贈り物の可否
体調が回復したこともあり、僕はユージリオさんたちに挨拶をして訓練場を後にした。
もの凄くもったいなさそうな表情を浮かべ続けていたポーラ騎士団長の方は見ないようにしつつ、訓練場が見えなくなると僕は大きく息をつく。
「はああああぁぁ……疲れた」
「お疲れ様、ジン」
「ユウキもね」
「ちょっと、私は? 私は~?」
「リューネさんは余裕そうじゃないですか。というか、ユージリオさんと魔法の撃ち合いをして、どうして余裕なんですか?」
「ハーフエルフを舐めるんじゃないわよ」
そういう事なら、別に労う必要はないよね。
「あの、リューネ様も皆様も、とても凄かったです!」
「せっかくだから、フローラさんも模擬戦を組んでもらったらよかったのに」
「い、いいえ! 私は回復を主にしてますから、模擬戦は遠慮したんです」
「遠慮したって事は、誘われてはいたんだね」
苦笑を浮かべている辺り、本当に誘われていたみたいだ。
というか、国家騎士も国家魔導師も、戦闘狂が多いのだろうか。
誰彼構わず模擬戦に誘うなんて。
「なんでも、皆様を見ていて私も規格外なんじゃないかって勘違いされたみたいです。回復スキル持ちの後衛なんだと言ったら納得してくれましたよ」
……うん、なんかごめんなさい。フローラさんも、国家騎士や国家魔導師の方々。
悪いのは僕たちでしたね。
「その言い方だと、僕もなの? オレリア隊長に完敗だったんだけど?」
「十分に良い試合をしていたと仰っていました。ユウキ様の歳でそれなら、国家騎士にもなれるだろうって騎士様方が太鼓判を押していましたよ」
やっぱりユウキも凄いんじゃないか。
遠慮ばかりしているから分かりづらいけど、上級冒険者にも引けを取らない剣術を持っていると僕は思っている。

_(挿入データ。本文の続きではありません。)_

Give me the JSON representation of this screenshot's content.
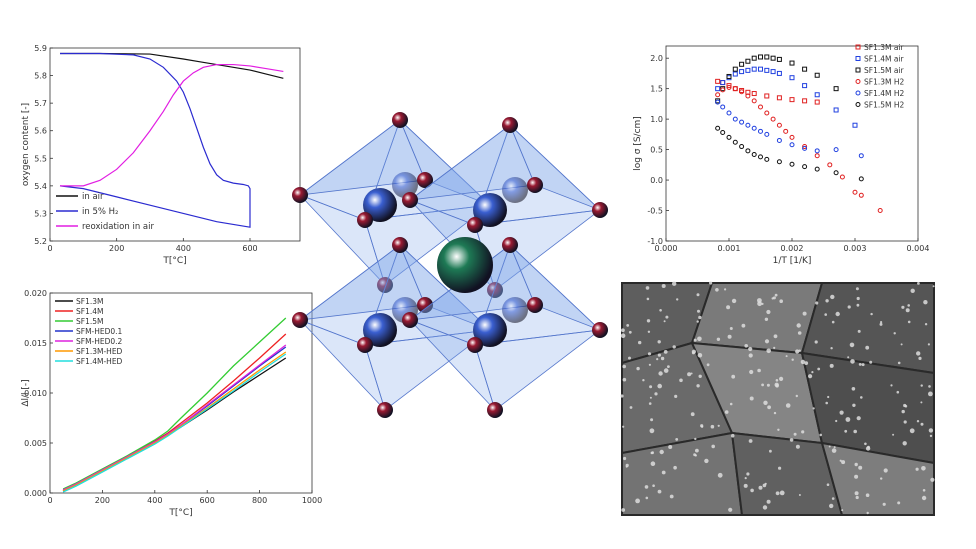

無属性しかないからこそ、無属性の扱いが卓越しており、他の属性が無いのを補って余りある実力を示してくれた。
そして、無属性しかないと騎士団の人たちは知っているにもかかわらずユウキに太鼓判を押してくれている。
これがどれだけ凄い事なのか、ユウキは分かっているのだろうか。
「お世辞だよ、それは」
「そうでしょうか? 本当に褒めているように見えたのですが……」
「無属性しかないんだよ? 魔法を使われたら追い込まれるし、僕はまだまだだよ」
……うん、全く分かっていなかったね。
まあ、謙虚なのはユウキの良いところでもあり、悪いところでもあるから何とも言えないけど。

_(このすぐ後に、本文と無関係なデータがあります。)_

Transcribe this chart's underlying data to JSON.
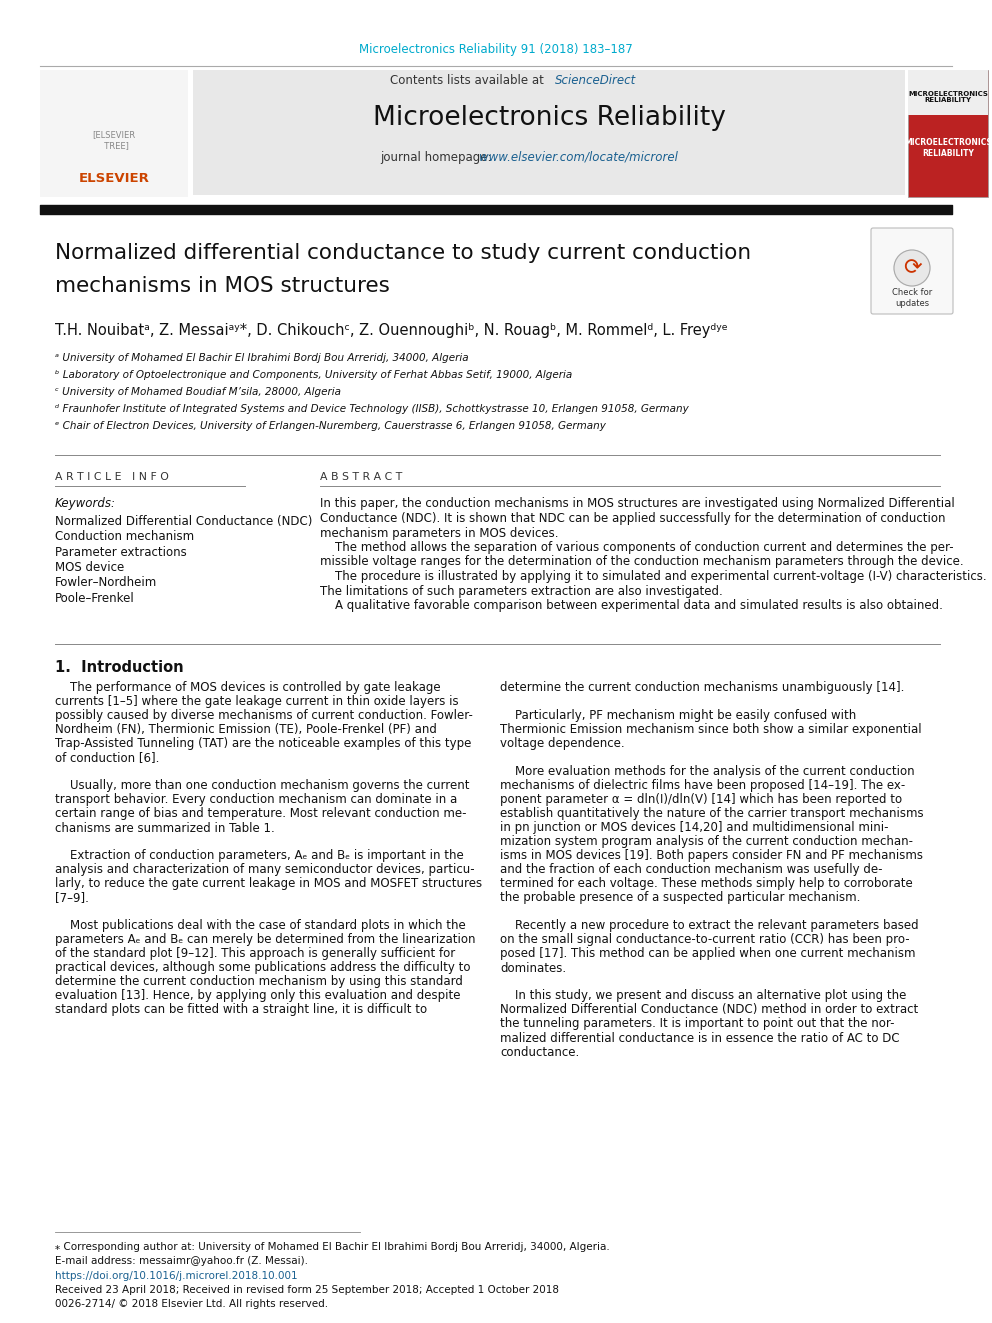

人通りの多い場所にやって来た僕たちは、とある人物に声を掛けられた。
「ジン君!」
「あれは――ロットさん?」
「誰?」
「昨日、カズチが錬成を手伝った人なんです。彼女への贈り物という事でした」
昨日は別行動だったリューネさんにユウキが簡単に説明している。
駆け寄って来たロットさんに挨拶をすると、いきなり手を取られてブンブンと上下に振られてしまう。
「ど、どうしたんですか、ロットさん?」
「彼女がね、とても喜んでくれたんだよ! デザインも褒めてくれたけど、一番は錬成師の腕を褒めてくれたんだよ! それで、君たちにお礼を言いたくて探していたんだ!」
「そうだったんですね。でも、今日はカズチとは別行動なんですよ」
僕を見つけて堪らず駆け出したようだが、カズチがいなかったことに気づかなかったようだ。

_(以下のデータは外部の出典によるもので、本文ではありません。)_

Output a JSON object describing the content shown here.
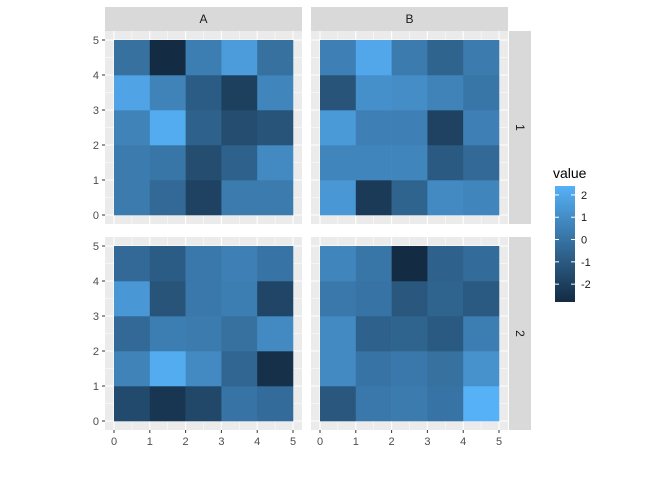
{
  "chart_data": {
    "type": "heatmap",
    "facet_cols": [
      "A",
      "B"
    ],
    "facet_rows": [
      "1",
      "2"
    ],
    "x_ticks": [
      "0",
      "1",
      "2",
      "3",
      "4",
      "5"
    ],
    "y_ticks": [
      "0",
      "1",
      "2",
      "3",
      "4",
      "5"
    ],
    "xlim": [
      0,
      5
    ],
    "ylim": [
      0,
      5
    ],
    "grid": true,
    "panels": [
      {
        "row": "1",
        "col": "A",
        "values": [
          [
            0.3,
            -0.4,
            -1.9,
            0.3,
            0.3
          ],
          [
            0.3,
            0.1,
            -1.5,
            -0.7,
            0.9
          ],
          [
            0.6,
            2.2,
            -0.7,
            -1.5,
            -1.2
          ],
          [
            1.9,
            0.6,
            -0.9,
            -2.0,
            0.7
          ],
          [
            -0.1,
            -2.8,
            0.4,
            1.6,
            -0.1
          ]
        ]
      },
      {
        "row": "1",
        "col": "B",
        "values": [
          [
            1.4,
            -2.2,
            -0.6,
            0.9,
            0.7
          ],
          [
            0.7,
            0.7,
            0.7,
            -1.0,
            -0.4
          ],
          [
            1.5,
            0.5,
            0.5,
            -1.9,
            0.5
          ],
          [
            -1.2,
            1.1,
            1.0,
            0.6,
            0.1
          ],
          [
            0.5,
            2.0,
            0.3,
            -0.6,
            0.3
          ]
        ]
      },
      {
        "row": "2",
        "col": "A",
        "values": [
          [
            -1.6,
            -2.4,
            -1.7,
            0.0,
            -0.3
          ],
          [
            0.6,
            2.2,
            0.9,
            -0.5,
            -2.6
          ],
          [
            -0.4,
            0.4,
            0.3,
            -0.1,
            0.9
          ],
          [
            1.4,
            -1.2,
            0.2,
            0.4,
            -1.8
          ],
          [
            -0.4,
            -0.9,
            0.2,
            0.5,
            0.0
          ]
        ]
      },
      {
        "row": "2",
        "col": "B",
        "values": [
          [
            -1.1,
            0.2,
            0.3,
            0.0,
            2.4
          ],
          [
            0.9,
            0.0,
            0.2,
            -0.1,
            1.2
          ],
          [
            0.9,
            -0.7,
            -0.6,
            -1.0,
            0.4
          ],
          [
            0.2,
            0.0,
            -1.1,
            -0.6,
            -1.0
          ],
          [
            0.7,
            0.1,
            -2.8,
            -0.7,
            -0.3
          ]
        ]
      }
    ],
    "legend": {
      "title": "value",
      "breaks": [
        {
          "value": 2,
          "label": "2"
        },
        {
          "value": 1,
          "label": "1"
        },
        {
          "value": 0,
          "label": "0"
        },
        {
          "value": -1,
          "label": "-1"
        },
        {
          "value": -2,
          "label": "-2"
        }
      ],
      "limits": [
        -2.8,
        2.4
      ],
      "low_color": "#132B43",
      "high_color": "#56B1F7",
      "position": "right"
    },
    "colors": {
      "panel_bg": "#EBEBEB",
      "grid": "#FFFFFF",
      "strip_bg": "#D9D9D9",
      "strip_text": "#1A1A1A",
      "tick_text": "#4D4D4D",
      "tick_line": "#333333"
    }
  }
}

「そうだったんだね。……それじゃあ、カズチ君にも伝えておいてくれないかな?」
「もちろんです」
「それに、ジン君もだよ。あれだけの素材を見つけて、手に入れられたのは間違いなく君のおかげだ。本当にありがとう」
「お礼なら、以前に受け取りましたよ?」
「彼女の喜んだ顔を見たら、また伝えたくなったんだよ。本当にありがとう!」
その後、ユウキとフローラさん、リューネさんにも丁寧に頭を下げて離れていったロットさん。
向かった先には、カズチが錬成したアクセサリーが取り付けられた髪留めを付けている女性が立っていた。
女性の方も僕たちに笑顔で頭を下げてくれ、そのまま雑踏の中へと消えていった。
「……手を貸した人の笑顔を見るのは、良いものだね」
「ジン君、なんだかお爺ちゃんみたいなことを言うのね」
「そうですか?」
「まあ、分からなくもないけどね」
「本当だね」
「素晴らしい事だと思います、ジン様」
屋敷に戻ったら真っ先にカズチに伝えようと思えた瞬間だった。